Die Notenbanken geben alles: Sie haben die Zinsen auf null oder sogar darunter gesenkt, haben so viele Wertpapiere gekauft, dass sich ihre Bilanzen in den letzten acht Jahren verdoppelt haben. Und trotzdem springt die Konjunktur nicht an. «Ginge es nach unseren ökonomischen Lehrbüchern, müsste das alles zu Inflation und Überhitzung führen», sagt Peter Bofinger, Professor für Volkswirtschaft an der Universität Würzburg und einer der so genannten deutschen «Wirtschaftsweisen».
Zu beobachten sei aber genau das Gegenteil. «Die Weltwirtschaft ist eher im deflationsnahen Bereich, es fehlt an Nachfrage.» Das gelte auch für das G20-Gastgeberland China, so Bofinger. «China kann seine ehrgeizigen Wachstumsziele nur erreichen, weil die Regierung Geld wie wild in die Wirtschaft pumpt und extrem expansive Investitionsprogramme auflegt.»

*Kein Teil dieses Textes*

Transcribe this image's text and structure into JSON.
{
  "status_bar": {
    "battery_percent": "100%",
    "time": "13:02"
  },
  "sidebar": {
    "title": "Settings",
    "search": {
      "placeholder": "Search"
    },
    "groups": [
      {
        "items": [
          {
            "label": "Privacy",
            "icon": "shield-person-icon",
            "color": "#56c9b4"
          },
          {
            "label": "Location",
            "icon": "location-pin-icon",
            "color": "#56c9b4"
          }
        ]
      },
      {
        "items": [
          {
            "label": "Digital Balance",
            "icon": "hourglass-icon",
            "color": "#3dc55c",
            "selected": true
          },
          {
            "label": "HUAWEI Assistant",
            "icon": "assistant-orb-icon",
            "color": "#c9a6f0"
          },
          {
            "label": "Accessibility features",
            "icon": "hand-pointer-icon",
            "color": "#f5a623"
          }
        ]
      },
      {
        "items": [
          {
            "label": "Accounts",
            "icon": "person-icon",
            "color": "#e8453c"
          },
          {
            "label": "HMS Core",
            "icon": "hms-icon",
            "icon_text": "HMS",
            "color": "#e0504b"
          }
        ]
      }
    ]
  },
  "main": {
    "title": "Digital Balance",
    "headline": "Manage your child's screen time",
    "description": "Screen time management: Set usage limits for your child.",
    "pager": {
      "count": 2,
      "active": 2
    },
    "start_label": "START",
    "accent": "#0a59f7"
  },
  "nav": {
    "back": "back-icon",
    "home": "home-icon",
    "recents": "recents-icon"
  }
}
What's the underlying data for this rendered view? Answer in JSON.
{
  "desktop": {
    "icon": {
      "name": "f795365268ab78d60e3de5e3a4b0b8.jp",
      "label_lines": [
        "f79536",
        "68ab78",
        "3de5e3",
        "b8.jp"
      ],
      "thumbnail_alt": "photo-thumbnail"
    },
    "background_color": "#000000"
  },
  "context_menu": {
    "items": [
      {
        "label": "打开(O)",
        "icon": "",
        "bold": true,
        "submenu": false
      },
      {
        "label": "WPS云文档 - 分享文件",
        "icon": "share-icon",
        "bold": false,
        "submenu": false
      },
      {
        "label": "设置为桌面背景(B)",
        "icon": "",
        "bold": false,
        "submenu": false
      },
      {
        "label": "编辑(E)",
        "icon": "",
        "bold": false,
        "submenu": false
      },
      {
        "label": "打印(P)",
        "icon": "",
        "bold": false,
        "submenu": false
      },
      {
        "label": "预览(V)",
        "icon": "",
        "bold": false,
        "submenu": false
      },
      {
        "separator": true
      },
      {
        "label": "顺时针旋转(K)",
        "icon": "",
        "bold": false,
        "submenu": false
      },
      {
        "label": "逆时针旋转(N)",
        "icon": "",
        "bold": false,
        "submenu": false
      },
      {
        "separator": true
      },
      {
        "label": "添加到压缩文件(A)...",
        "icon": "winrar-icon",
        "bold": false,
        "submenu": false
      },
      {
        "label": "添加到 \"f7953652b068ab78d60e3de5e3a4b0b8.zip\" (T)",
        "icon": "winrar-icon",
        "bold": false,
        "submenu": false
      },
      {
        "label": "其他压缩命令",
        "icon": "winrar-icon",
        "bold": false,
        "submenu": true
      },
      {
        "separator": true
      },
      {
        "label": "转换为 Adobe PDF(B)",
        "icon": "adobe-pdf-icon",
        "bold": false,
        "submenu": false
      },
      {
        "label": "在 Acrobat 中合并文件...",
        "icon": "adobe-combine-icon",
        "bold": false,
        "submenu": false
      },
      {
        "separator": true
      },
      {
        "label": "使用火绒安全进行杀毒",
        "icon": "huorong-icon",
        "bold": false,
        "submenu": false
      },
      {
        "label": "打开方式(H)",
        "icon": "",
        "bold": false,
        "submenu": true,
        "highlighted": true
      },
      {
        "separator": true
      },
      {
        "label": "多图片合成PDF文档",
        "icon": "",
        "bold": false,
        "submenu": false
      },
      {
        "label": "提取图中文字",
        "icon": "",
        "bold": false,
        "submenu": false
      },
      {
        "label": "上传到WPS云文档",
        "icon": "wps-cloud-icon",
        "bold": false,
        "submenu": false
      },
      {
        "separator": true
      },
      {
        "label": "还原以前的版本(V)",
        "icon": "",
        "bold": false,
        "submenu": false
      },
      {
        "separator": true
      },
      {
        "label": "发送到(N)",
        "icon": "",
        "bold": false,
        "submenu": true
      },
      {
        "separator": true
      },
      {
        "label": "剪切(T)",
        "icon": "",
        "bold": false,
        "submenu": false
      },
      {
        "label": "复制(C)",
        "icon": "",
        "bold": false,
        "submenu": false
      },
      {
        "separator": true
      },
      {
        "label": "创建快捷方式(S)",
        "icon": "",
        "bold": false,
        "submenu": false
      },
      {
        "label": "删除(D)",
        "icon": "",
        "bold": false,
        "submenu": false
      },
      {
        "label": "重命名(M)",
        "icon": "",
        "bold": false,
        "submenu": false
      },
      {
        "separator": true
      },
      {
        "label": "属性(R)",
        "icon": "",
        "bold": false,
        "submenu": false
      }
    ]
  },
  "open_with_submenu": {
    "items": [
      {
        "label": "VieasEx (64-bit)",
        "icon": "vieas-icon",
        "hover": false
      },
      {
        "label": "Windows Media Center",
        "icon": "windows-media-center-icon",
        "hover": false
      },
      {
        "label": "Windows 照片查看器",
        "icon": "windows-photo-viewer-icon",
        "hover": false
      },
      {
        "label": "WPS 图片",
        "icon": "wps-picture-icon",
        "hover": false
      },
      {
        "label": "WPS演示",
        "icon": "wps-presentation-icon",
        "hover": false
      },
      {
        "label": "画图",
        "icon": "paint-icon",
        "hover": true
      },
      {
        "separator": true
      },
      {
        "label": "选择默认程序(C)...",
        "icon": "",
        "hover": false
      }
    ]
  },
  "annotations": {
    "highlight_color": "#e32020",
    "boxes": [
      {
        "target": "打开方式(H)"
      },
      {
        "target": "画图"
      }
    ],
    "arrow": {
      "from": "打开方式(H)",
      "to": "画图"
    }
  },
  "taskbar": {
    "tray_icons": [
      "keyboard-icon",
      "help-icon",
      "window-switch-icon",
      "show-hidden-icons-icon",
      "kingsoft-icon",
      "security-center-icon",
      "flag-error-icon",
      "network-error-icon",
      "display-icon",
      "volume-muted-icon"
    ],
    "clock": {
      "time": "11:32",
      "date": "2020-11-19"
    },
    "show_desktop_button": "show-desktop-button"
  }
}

Neue Konjunkturprogramme sollen es richten
Auch andere Länder setzen auf millionenschwere Konjunkturprogramme, um die Wirtschaft auf Trab zu bringen. Japan hat gerade neue Konjunkturspritzen angekündigt, Italien plant das, Spanien und Portugal sind schon mittendrin – auch wenn das die Staatsschulden vielerorts auf ein ungesund hohes Niveau treibt.
Nur, warum wirkt das alles nicht? Ein Grund, warum das viele Notenbankgeld in der Wirtschaft nicht ankomme, seien die Banken, sagt Rolf Langhammer, Ökonom am Weltwirtschaftsinstitut in Kiel. «Seit der Krise 2008/2009 sind die Banken immer noch nicht aus dem Schneider. Und wenn sie die Chance haben, ihre Bilanzen durch niedrige Zinsen aufzuhübschen, dann werden sie das tun – und nicht noch mehr Kredite vergeben.»
Die Macht der Gewohnheit
Ein anderer Grund sei, dass sich die Weltwirtschaft allzu sehr an die vielen Aufputschmittel gewöhnt habe, die Notenbanken und Regierungen ihr seit der Finanzkrise in den Blutkreislauf spritzen. Die Mittel wirkten nicht mehr. «Die Geldpolitik kann nicht die Arbeit der Regierungen erledigen, sie kann bestenfalls Zeit kaufen», sagt Langhammer. «Und diese Zeit ist bisher nicht für Reformen genutzt worden.»
Und darum gebe es – trotz aller Anstrengungen – auch nicht mehr Wachstum, sagt Ökonom Langhammer. Dafür zeigten sich die Nebenwirkungen der expansiven Geldpolitik immer stärker. «Diese Nebenwirkungen sind gefährlich. Es kommt zu Blasenbildungen – denken wir an die Immobilienmärkte.»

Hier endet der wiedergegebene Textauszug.